Whether you’ve been leading a remote workforce for decades, recently ventured into this space, are dabbling with hybrid models or fully returning your staff to in-house status, one thing is certain: The concept of “workplace” has changed forever. The pandemic effectively recast it. And the hard, sacred work of nurturing company culture has gotten even more dynamic in the process.
Plus, we all have a front row seat to “The Great Resignation” as the country and the job market has opened back up and the perception of boundless options prevails (all while making this workplace and cultural undertaking even more fraught for leadership). The talented and the hopeful are not wrong – There is an opportunity boom as we emerge from this period, but what remains is more important than ever: the need to get a few things right, and these all play into the primal need of feeling psychologically safe. Offer or no offer, no one’s coming back to your office, live, virtual or otherwise, if they don’t feel safe and included within the culture.
Therefore, inclusion and belonging have taken on a heightened level of importance within the workplace. Once buzzwords in the workplace, and often used only for PR purposes, these traits are now business imperatives. Talent is more intentional now than ever about interviewing the company they will lend their skills to, rather than simply being interviewed by a potential employer. Value and career alignment, community, allyship and trust are dominating interview conversations more and more.
This war on talent is opening the eyes of global companies and leaders to rethink their strategy for attracting and retaining the world’s top talent. When employees leave an organization to take on other opportunities or resign without another offer in hand, there may be a true disconnect in value, career alignment or trust. Here are some immediate questions to consider:
- Did the employee speak up about concerns prior to resigning? If no, why not? If yes, were there follow-up conversations and realignment on actions?
- Did the manager have regular conversations with the employee on career goals and timing?
- Did the organization make inclusion and belonging visible priorities and central business strategy?
- How safe do your employees feel to share their frustrations or misalignments? On a scale of 1 to 10 (1= not safe at all, 10=extremely safe).
- How inclusive is your leadership?
As I share often with other Diversity & Inclusion executive leaders, the role of psychological safety and trust continues to be the solution for regrettable attrition. Dr. Timothy Clark, author of The 4 Stages of Psychological Safety, defines psychological safety as “an environment of rewarded vulnerability”. If we take this definition and use it to assess our current culture in many organizations we see the missing ingredient. It is imperative that executive leaders, managers, and supervisors all rethink what workplace inclusion and trust look like. It means we sometimes have the uncomfortable conversations with staff, and ask questions like,“What are you hoping to get from your time in this role?” or “How do you see this opportunity playing into your overall career goals?” These basic questions create opportunities for alignment and realignment throughout their time in the organization.
This war has had an even more difficult impact on women in the workplace. In September alone, hundreds of thousands of women left the workforce completely according to Business Insider. While men, ages 20 and over, who entered or re-entered the workforce in September 2021 statistically fell around 189,000 it is an eye opener that the number of women, age 20 and over, was estimated around 309,000 who left the workforce that same month. A culture of psychological safety and trust could have created opportunities for female talent to speak up and organizations to create more equitable experiences in the workplace so we weren’t losing such valuable individuals. The Bureau of Labor Statistics report tells us that we have more jobs open than talent in the workforce and this will only get worse.
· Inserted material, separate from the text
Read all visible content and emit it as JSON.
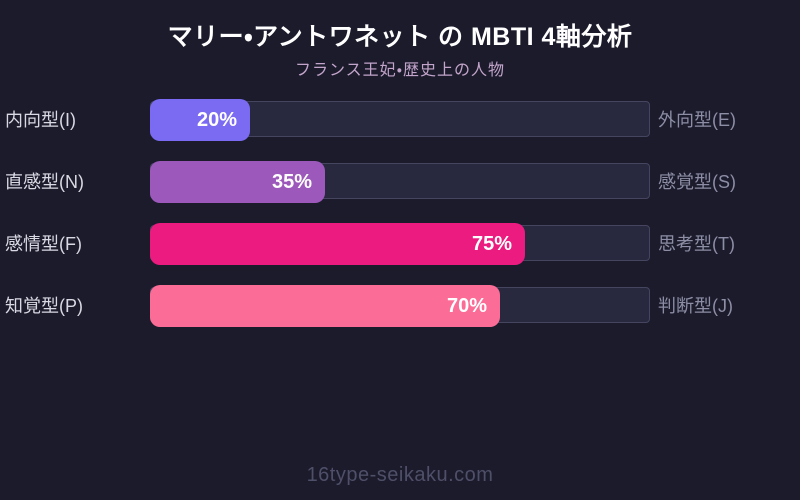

Beyond “The Great Resignation”, we now have “The Great Migration” of employees and “The Great Confrontation” happening in corporations all over the world, too. Leaders are coming face-to-face with the lack of cultural competence, cultural awareness, and cultural humility that exist in our corporate settings. With possible cultural and leadership blindspots that were regularly dismissed, down-played, or turned a blind-eye to in place of productivity numbers, we find ourselves at war for top talent again.. How do you reason through 30% or higher attrition rates? This Great Confrontation has once again brought corporate leaders to their knees in search of strategic, well-developed Diversity & Inclusion executive leaders to join their senior leadership teams to lead safety and trust culture work. We saw this same heightened sense of awareness after the George Floyd death, the burnout from the 2020 COVID-19 pandemic, and now The Great Resignation of 2021.
We hear the statement all the time that people don’t quit companies, they quit bosses. And often when talent quits a boss, it is because somewhere along the journey, that talent lost trust in the boss’s ability to place the employee’s interest in mind.
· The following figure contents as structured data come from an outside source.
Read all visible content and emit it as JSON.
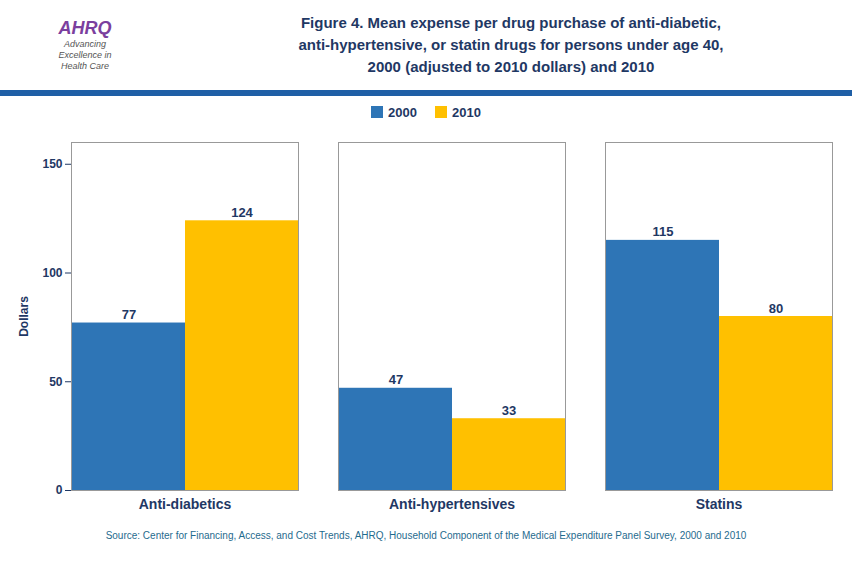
{
  "chart_data": {
    "type": "bar",
    "title": "Figure 4. Mean expense per drug purchase of anti-diabetic,\nanti-hypertensive, or statin drugs for persons under age 40,\n2000 (adjusted to 2010 dollars) and 2010",
    "categories": [
      "Anti-diabetics",
      "Anti-hypertensives",
      "Statins"
    ],
    "series": [
      {
        "name": "2000",
        "color": "#2E75B6",
        "values": [
          77,
          47,
          115
        ]
      },
      {
        "name": "2010",
        "color": "#FFC000",
        "values": [
          124,
          33,
          80
        ]
      }
    ],
    "ylabel": "Dollars",
    "ylim": [
      0,
      160
    ],
    "yticks": [
      0,
      50,
      100,
      150
    ],
    "grid": false,
    "legend": "top",
    "data_labels": true,
    "source": "Source: Center for Financing, Access, and Cost Trends, AHRQ, Household Component of the Medical Expenditure Panel Survey,  2000 and 2010",
    "annotations": [
      "AHRQ",
      "Advancing\nExcellence in\nHealth Care"
    ]
  }
}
“Do you have me and my career and my ability to excel in this role, in mind, when you’re leading? If you don’t, then I’ll go somewhere where I am celebrated and recognized for my value add.”
So, take a moment. Step back. Reflect and ask yourself those questions.
Psychological safety is not simply something to “achieve” or a box to check. It’s something to embody. And it takes continuous work and improvement.
It’s also not something that any one person can achieve alone for an organization. It’s on each of us – from CEOs and tenured leaders to new hires experiencing their first day – to consistently work towards… Together.
With that, I encourage you to consider #rethinking psychological safety in corporate culture.